After widespread protests the Australian government last night rejected a request by the Palestine Liberation Organization to send a five-man delegation to visit Australia. The Prime Minister, Gough Whitlam, announced the government’s decision after a Cabinet meeting in Canberra had considered the storm of opposition raised by the proposal. Whitlam said he “regretted the need to ban the visit but the decision was necessary because “at this time it would exacerbate division in the community.”
The government’s refusal to issue visas to the PLO was a reversal of an earlier agreement to allow the PLO delegation to come here provided that its members passed a security check. One member of the delegation, Abdul Hamad, had already been rejected after being identified as a close associate of PLO operatives who planned the Munich massacre in 1972.
While the delegation was not coming at the invitation of the Australian government but on a “private” visit under the sponsorship of left-wing trade unions and student groups, the decision to accept an official PLO delegation was immediately attacked as a major shift in Australia’s proclaimed “even-handed and neutral” policy on the Middle East.
JEWISH COMMUNITY ENCOURAGED
Although Jewish communal organizations launched a major protest campaign against the proposed visit, the most telling opposition to the PLO came from within the ranks of the governing Labor Party itself.

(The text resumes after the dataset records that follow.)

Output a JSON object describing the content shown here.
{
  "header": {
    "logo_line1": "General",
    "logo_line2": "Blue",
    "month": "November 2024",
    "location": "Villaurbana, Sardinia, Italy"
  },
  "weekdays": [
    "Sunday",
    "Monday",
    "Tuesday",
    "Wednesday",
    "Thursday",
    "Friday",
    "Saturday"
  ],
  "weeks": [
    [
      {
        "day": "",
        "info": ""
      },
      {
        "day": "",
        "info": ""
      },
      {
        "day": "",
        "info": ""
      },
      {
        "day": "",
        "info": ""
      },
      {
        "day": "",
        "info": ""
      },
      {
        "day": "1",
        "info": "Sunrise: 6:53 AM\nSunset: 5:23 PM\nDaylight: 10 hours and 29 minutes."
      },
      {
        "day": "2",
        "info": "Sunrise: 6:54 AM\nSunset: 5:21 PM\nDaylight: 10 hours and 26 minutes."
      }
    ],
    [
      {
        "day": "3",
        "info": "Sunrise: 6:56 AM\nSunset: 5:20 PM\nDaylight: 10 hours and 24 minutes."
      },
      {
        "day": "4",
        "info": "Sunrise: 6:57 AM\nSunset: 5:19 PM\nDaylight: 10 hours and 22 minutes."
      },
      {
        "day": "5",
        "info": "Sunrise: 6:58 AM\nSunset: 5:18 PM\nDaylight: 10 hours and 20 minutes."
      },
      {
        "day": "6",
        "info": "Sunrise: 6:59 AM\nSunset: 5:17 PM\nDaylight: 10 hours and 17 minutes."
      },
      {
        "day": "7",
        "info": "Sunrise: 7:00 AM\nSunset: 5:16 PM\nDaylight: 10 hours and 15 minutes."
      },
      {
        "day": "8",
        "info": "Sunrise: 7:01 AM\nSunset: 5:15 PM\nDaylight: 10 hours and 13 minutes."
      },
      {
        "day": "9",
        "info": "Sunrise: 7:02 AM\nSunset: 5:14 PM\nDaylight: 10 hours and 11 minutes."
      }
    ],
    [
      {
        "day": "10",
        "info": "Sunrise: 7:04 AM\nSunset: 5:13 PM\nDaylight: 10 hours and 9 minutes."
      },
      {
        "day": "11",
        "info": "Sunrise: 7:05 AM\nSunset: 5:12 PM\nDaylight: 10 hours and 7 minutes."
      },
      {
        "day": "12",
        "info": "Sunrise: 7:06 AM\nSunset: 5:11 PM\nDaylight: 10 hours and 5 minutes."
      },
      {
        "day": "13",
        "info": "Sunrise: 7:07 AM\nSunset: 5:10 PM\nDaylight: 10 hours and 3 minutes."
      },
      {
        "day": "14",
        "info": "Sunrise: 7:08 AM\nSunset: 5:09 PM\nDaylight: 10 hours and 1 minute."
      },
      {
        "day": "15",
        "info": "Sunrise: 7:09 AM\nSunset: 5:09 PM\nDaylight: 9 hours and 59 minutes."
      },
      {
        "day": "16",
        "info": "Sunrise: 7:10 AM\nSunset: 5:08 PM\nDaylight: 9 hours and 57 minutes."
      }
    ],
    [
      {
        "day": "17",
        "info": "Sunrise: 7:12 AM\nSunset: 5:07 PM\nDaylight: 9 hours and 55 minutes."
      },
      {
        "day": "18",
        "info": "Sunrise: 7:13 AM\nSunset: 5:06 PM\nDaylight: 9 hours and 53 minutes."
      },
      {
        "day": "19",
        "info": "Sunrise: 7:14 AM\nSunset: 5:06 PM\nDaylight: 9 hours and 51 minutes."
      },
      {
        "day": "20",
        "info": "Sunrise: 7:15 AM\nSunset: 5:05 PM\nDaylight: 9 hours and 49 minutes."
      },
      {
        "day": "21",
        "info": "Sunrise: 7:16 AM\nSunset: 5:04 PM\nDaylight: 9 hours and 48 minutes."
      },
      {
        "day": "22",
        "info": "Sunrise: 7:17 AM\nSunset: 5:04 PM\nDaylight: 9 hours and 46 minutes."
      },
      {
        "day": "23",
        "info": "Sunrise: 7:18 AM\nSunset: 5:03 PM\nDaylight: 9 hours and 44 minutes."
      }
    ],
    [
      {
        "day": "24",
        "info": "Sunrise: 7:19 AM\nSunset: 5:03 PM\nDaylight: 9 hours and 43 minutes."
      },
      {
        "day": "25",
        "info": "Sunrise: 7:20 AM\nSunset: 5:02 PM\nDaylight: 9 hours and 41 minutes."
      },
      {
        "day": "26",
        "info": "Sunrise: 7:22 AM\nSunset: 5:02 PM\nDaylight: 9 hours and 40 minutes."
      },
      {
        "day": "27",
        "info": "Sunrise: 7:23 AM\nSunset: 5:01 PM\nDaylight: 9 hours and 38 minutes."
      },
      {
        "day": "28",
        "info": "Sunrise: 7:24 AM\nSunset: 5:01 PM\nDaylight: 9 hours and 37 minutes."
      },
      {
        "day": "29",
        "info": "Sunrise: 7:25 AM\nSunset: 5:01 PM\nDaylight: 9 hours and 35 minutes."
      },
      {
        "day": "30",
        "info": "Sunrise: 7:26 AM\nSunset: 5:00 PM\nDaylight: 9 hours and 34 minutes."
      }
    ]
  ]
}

The president of the Australian Labor Party, Bob Hawke, described the PLO as “wanton killers” who would not be welcome here. Hawke is also president of the Australian Council of Trade Unions and has been an outspoken supporter of Israel in the past. He has often differed with Whitlam on Australia’s “evenhandedness” which has led to votes against Israel by Australia in the United Nations.
Hawke received widespread support from prominent labor leaders and influential sections of the media. The Conservative opposition parties attacked the government saying the PLO could not come to Australia until it was prepared to recognize Israel.

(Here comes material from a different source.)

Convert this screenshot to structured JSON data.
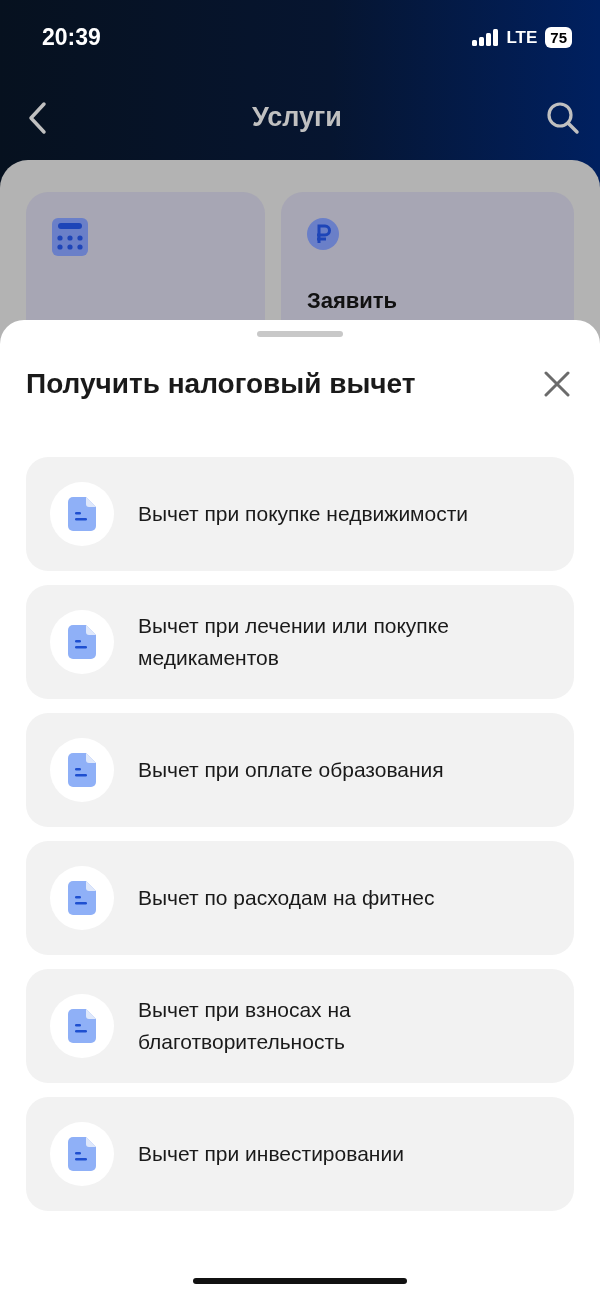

The strength and extent of the opposition to the PLO surprised Jewish leaders here who have been increasingly concerned at the erosion of support for Israel in the wider community. The acting president of the Executive Council of Australian Jewry, I.J. Leibler, said that the 70,000 Jews in Australia felt encouraged and gratified by the outpouring of support for Israel and the rejection of the PLO.

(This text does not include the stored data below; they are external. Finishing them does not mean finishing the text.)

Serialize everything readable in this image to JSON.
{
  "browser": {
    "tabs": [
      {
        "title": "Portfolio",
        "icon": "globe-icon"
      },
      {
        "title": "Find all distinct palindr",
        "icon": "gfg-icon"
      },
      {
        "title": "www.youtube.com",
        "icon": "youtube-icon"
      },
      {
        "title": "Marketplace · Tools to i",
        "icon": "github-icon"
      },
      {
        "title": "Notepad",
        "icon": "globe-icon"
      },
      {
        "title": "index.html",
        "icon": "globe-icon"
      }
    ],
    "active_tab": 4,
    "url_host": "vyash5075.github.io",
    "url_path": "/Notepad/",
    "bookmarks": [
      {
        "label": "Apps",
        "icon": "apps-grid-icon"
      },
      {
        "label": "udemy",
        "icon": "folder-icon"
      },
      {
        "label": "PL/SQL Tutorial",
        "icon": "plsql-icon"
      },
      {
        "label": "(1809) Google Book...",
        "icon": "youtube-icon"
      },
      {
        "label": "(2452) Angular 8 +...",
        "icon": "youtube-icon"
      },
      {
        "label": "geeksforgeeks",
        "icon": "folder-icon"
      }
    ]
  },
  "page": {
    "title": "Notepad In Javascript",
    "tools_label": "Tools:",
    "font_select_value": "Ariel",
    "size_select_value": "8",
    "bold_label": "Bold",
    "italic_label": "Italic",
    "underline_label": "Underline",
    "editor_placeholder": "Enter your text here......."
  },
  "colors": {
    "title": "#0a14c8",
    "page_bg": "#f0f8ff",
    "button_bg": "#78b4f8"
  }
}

Faced with the threat of a split within the party and government ranks on the issue, and already in political difficulties because of its economic policies on inflation and unemployment, Whitlam’s Cabinet decided by a narrow margin not to go ahead with the visit in the present political climate. Left-wing groups, who had bitterly denounced the government, say they will renew the invitation to the PLO at a later date.